GDPR?! What the Heck is It and What Does It Mean?!

Alrighty lets start out with the basics. It stands for “General Data Protection Regulation” and the GDPR comes into effect on May 25, 2018. That said, many of us online entrepreneurs need to be ready for it and what it may mean for our business. First of all, don’t freak out! This isn’t going to be too complicated. The goal of the European Union when implementing this regulation was to give control of personal data back to consumers. I mean, we all want to be in control of our personal data, right?!?! And, with all the data breaches lately around the world, this is honestly a really good law. But, please know that while this is obviously geared toward companies within the EU, it may have implications on US companies. Here’s who it pertains to:

• Any company with presence in an EU country.
• No presence in the EU, but your company processes personal data of EU residents. (Thus, if you sell to EU residents or market to EU residents, you’ve got to comply!)

Okay, so, basically that means all companies that advertise to an EU country’s residents and may have an EU person’s data. But, how do you conform if you’re just a solo entrepreneur?! Whelp, its pretty easy! The basic premise is that you will not be able to use vague or confusing statements to get others to agree to give you their personal data (names, email addresses, phone numbers, etc). However, you’re probably already doing this, so don’t fret! I doubt you’re being super sneaky to get people’s data. Thus, just to be sure, I suggest following these steps to comply:

1. For your Opt-ins:
   1. Have a very clear “consent” clause that indicates that the individual agrees to give you their data. (I.E. “You are opting in to receive communications from The Legal Paige. Do you consent to the collection of your name and email for these communications?”)
   2. Indicate that you WILL NOT share their data with any outside third-party without their consent
   3. Make it easy for them to withdraw their personal data or unsubscribe
   4. Indicate that “For children under 16, a person holding ‘parental responsibility’ must agree to data collection on their behalf.”
2. Put all this in a “GDPR” website privacy policy (At the bottom of your website! Or on your privacy policy page!)
3. Have an EU cookie permission up for EU residents that allows them to “accept”! (You can do this just for EU customers!)

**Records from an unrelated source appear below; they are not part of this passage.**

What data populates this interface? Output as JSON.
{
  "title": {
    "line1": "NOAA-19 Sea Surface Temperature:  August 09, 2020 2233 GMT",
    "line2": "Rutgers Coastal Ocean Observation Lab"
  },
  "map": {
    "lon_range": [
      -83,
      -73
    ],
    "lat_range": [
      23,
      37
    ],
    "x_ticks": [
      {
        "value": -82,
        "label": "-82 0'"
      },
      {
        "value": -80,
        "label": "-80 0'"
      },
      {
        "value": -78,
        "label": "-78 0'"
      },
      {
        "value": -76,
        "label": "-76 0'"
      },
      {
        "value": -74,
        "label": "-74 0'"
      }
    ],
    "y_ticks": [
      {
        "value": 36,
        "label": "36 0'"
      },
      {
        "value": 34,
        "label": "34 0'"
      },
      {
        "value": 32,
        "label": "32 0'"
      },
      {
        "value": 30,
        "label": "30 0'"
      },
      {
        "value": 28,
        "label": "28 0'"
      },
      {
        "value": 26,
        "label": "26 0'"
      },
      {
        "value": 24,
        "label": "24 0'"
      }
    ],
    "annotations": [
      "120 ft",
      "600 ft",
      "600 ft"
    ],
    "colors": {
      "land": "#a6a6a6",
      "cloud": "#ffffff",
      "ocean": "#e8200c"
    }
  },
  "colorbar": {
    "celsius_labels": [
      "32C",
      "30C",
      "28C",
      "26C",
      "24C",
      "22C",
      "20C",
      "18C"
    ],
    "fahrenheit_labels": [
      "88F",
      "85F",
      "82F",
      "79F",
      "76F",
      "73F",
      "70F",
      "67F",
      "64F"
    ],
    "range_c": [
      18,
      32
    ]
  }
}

Also, most everyone is freaking out because they’re worried about what will happen if they don’t comply. Well, don’t freak out, PLEASE! Because you’re a little fish in a big sea. The controllers of GDPR will likely go after the big companies like Google, Yahoo, Facebook, etc. first if they don’t comply. But, because you know about it, you SHOULD comply. I mean, you’ve read this blog post, so now you’re not ignorant to the GDPR. ;) Hence, just try your best to follow the steps I indicated above. The GDPR controllers say that you could be fined up to 20 million Euro. But, the chances of you getting fined that much are seriously slim-to-none. I would guess that if you’re not complying, you may get kicked out of your account. Which would SUCK! So, comply friends.